Sorry folks, I'm not sure this is the best place for this report, but I thought this was important enough to be brought to the attention of the dev team, so I can be reasonably sure that somebody sees this...
The French National Library
http://www.bnf.fr uses the Heritrix robot for collecting web pages in its mission of "legal deposit" defined by french laws (That's some recent french law requiring that French National Library gets a copy of each and every website published in France...)
There's a web page that the French National Library has set up for enquiring about its robot's activity here :
http://bibnum.bnf.fr/robot/
It is stated there that the BNF has some king of partnership with archive.org, uses its robot, and this web page also states that the BNF robot uses Archive.org's User-Agent string : "Mozilla/5.0 (compatible; archive.org_bot)"
...Which is partly inaccurate as my webserver logs show that the actual UserAgent string that the robot uses is : "Mozilla/5.0 (compatible; heritrix/1.10.1 +http://bibnum.bnf.fr/robot/)"
I have noticed this afternoon (2007/08/28) that the BNF's robot was getting _many_ pages from my webserver, and was CLEARLY VIOLATING my webserver's robots.txt file instructions, as it was accessing a number of pages in directories specifically denied to all robots by my robots.txt.

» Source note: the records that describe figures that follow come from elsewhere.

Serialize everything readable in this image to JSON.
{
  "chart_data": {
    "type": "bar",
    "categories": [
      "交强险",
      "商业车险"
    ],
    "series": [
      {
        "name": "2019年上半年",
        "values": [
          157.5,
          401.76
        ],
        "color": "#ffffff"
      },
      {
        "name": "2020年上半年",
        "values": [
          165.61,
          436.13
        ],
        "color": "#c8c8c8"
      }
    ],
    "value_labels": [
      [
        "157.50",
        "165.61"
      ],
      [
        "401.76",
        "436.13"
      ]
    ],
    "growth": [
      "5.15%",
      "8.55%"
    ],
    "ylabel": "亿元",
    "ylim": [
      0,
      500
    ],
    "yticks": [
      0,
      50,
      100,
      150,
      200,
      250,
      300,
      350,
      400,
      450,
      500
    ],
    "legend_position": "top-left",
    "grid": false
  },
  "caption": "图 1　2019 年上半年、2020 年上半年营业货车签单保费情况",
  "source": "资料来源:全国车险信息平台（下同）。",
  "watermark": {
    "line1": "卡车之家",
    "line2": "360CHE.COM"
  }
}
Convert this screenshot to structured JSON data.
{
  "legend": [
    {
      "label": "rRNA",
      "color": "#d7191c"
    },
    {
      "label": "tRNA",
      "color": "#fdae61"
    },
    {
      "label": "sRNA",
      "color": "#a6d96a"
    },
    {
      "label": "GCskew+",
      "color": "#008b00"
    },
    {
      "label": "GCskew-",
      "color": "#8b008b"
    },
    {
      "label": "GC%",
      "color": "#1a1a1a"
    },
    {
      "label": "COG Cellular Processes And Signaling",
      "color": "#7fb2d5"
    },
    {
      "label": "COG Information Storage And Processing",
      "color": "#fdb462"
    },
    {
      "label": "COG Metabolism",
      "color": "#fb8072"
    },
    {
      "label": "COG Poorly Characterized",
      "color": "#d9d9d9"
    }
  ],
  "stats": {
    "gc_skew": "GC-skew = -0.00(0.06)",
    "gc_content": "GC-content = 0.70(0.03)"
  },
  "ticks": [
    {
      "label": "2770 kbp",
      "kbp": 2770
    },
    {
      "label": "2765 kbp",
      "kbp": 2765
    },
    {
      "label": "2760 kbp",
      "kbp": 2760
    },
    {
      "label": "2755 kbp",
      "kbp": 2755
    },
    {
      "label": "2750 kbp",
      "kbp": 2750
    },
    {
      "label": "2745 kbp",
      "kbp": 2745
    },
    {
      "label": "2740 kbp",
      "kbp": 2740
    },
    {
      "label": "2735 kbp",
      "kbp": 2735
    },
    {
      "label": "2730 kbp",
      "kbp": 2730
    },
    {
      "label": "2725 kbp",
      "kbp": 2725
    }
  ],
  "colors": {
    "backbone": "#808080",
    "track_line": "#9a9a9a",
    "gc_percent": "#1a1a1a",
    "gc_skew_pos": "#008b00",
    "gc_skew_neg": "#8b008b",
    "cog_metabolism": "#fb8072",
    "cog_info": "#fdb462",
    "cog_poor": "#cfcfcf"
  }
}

Seing that the robot was violating robots.txt, I used internal redirects to send it to a robot trap generating an infinity of dummy pages linking to each other, each having a <META NAME="ROBOTS" CONTENT="NOINDEX, NOFOLLOW"> tag.
However, the BNF's Heritrix bot has crawled more than 5,000 pages of the sort from my server from this afternoon on.
I would like to know, seing that BNF states it has some sort of partnership with archive.org, if archive.org will ever get a feed of pages from BNF's robot collection, seing that BNF collects pages and elements violating robots.txt, which of course means that I wouldn't want those pages made public in archive.org - Well, I thougth that robot.txt was exactly for that.
archive.org has always been well behaved AFAIK, so I'm rather pissed off seing French National Library use archive.org's bot to Break the Rules, whether this is intentional or not, I don't know...
So this issue is closed as far as I am concerned.